Whether the required outcome was partially attained (PA) or unattained (UA), and what the risk level of the issue is.

The outcome is partially attained when:

  • there is evidence that the rest home has the appropriate process in place, but not the required documentation
  • when the rest home has the required documentation, but is unable to show that the process is being implemented.

The outcome is unattained when the rest home cannot show that they have the needed processes, systems or structures in place.

The risk level is determined by two things: how likely the issue is to happen and how serious the consequences of it happening would be.

The risk levels are:

  • negligible – this issue requires no additional action or planning.
  • low – this issue requires a negotiated plan in order to fix the issue within a specified and agreed time frame, such as one year.
  • moderate – this issue requires a negotiated plan in order to fix the issue within a specific and agreed time frame, such as six months.
  • high – this issue requires a negotiated plan in order to fix the issue within one month or as agreed between the service and auditor.
  • critical – This issue requires immediate corrective action in order to fix the identified issue including documentation and sign off by the auditor within 24 hours to ensure consumer safety.

The risk level may be downgraded once the rest home reports the issue is fixed.

Action status

Whether the necessary action is still in progress or if it is complete, as reported by the rest home to the relevant corrective action manager.

Date action reported complete

The date that the corrective action manager was told the issue was fixed.

About audit reports

Audit reports for this rest home’s latest audits can be downloaded below.

Full audit reports are provided for audits processed and approved after 29 August 2013. Note that the format for the full audit reports was streamlined from 16 December 2014. Full audit reports between 29 August 2013 and 16 December 2014 are therefore in a different format. 

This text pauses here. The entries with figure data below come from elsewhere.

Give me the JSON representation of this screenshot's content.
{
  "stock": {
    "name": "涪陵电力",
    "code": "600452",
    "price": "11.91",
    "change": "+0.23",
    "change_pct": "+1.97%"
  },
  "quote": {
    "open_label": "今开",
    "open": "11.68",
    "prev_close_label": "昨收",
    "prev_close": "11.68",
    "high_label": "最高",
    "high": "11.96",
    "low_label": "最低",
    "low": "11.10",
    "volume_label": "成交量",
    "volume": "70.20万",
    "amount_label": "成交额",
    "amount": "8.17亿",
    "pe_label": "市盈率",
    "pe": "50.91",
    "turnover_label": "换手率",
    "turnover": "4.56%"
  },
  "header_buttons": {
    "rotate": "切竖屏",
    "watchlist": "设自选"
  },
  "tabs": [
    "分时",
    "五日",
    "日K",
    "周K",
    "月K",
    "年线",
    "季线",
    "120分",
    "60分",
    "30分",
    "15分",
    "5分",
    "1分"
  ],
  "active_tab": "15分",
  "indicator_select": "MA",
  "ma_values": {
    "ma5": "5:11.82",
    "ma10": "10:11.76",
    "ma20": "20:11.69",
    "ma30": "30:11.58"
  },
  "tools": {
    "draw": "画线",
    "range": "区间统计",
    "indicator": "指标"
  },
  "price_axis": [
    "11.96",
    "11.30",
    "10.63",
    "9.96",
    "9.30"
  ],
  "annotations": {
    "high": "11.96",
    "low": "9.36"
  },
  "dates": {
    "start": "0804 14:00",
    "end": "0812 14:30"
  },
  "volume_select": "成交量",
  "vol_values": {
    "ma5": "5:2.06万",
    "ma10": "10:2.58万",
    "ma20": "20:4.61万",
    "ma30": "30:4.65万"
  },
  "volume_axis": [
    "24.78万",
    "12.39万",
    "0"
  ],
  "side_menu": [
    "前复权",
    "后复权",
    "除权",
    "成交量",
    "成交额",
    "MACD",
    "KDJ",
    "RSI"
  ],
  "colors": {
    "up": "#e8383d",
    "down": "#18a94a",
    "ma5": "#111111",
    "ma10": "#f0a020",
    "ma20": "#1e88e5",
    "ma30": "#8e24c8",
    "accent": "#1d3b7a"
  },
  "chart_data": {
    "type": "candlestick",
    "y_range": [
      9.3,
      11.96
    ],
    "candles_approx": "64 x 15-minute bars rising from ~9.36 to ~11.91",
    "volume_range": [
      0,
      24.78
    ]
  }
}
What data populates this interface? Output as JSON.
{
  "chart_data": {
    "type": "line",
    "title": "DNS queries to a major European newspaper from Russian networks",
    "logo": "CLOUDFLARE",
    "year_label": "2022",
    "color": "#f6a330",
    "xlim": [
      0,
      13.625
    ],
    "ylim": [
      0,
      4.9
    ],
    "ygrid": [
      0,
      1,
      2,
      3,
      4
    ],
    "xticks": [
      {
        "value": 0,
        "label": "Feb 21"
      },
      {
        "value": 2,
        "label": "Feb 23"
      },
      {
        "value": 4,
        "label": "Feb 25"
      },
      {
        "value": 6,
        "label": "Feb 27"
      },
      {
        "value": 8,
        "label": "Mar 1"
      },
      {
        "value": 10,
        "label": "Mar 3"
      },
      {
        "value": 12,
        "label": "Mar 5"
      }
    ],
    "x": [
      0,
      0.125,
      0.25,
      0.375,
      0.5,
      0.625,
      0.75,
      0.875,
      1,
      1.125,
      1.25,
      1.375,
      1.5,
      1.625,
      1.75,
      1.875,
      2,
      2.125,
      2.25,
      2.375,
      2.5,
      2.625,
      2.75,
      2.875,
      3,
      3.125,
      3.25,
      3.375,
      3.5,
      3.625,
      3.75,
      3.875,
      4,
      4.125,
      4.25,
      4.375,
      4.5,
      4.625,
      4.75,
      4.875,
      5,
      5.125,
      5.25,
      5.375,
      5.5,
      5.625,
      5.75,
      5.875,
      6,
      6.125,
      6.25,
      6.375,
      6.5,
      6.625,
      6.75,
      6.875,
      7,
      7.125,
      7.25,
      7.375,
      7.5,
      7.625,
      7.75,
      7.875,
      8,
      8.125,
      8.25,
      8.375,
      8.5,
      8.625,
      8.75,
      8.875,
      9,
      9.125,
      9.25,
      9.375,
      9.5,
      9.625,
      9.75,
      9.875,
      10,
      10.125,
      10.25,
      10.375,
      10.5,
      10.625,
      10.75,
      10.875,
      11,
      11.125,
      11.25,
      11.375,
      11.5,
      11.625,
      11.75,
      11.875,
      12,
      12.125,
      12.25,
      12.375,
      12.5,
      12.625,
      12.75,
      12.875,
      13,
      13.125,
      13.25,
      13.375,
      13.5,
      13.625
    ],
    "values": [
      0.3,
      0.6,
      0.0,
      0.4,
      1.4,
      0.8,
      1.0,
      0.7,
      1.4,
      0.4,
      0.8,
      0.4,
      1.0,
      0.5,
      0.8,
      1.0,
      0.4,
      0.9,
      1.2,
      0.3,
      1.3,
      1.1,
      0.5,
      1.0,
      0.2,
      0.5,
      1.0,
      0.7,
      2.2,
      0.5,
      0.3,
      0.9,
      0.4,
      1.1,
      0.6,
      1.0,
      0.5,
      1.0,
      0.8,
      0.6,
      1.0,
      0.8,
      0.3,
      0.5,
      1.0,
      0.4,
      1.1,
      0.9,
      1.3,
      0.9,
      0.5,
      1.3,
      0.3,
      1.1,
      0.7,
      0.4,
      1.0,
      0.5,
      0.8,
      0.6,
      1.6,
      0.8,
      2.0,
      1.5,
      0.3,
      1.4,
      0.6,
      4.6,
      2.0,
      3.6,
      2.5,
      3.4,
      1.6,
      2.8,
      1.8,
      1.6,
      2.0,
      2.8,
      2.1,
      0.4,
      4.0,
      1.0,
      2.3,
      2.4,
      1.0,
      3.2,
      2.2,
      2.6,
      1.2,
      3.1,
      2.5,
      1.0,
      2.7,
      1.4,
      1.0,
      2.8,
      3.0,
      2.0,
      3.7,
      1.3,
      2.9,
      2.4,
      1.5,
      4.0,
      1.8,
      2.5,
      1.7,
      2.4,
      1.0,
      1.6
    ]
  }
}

From 1 June 2009 to 28 February 2022 rest homes were audited against the Health and Disability Services Standards NZS 8134:2008. These standards have been updated, and from 28 February 2022 rest homes are audited against Ngā Paerewa Health and Disability Services Standard NZS 8134:2021.

Before 29 August 2013, only audit summaries are available.

Both the recent full audit reports and previous audit summaries include:

  • an overview of the rest home’s performance, and
  • coloured indicators showing how well the rest home performed against the different aspects of the Ngā Paerewa Health and Disability Services Standard.

Note: From November 2013, as rest homes are audited, any issues from their latest audit (the corrective actions required by the auditor) appear on the rest home’s page. As the rest home completes the required actions, the status on the website updates.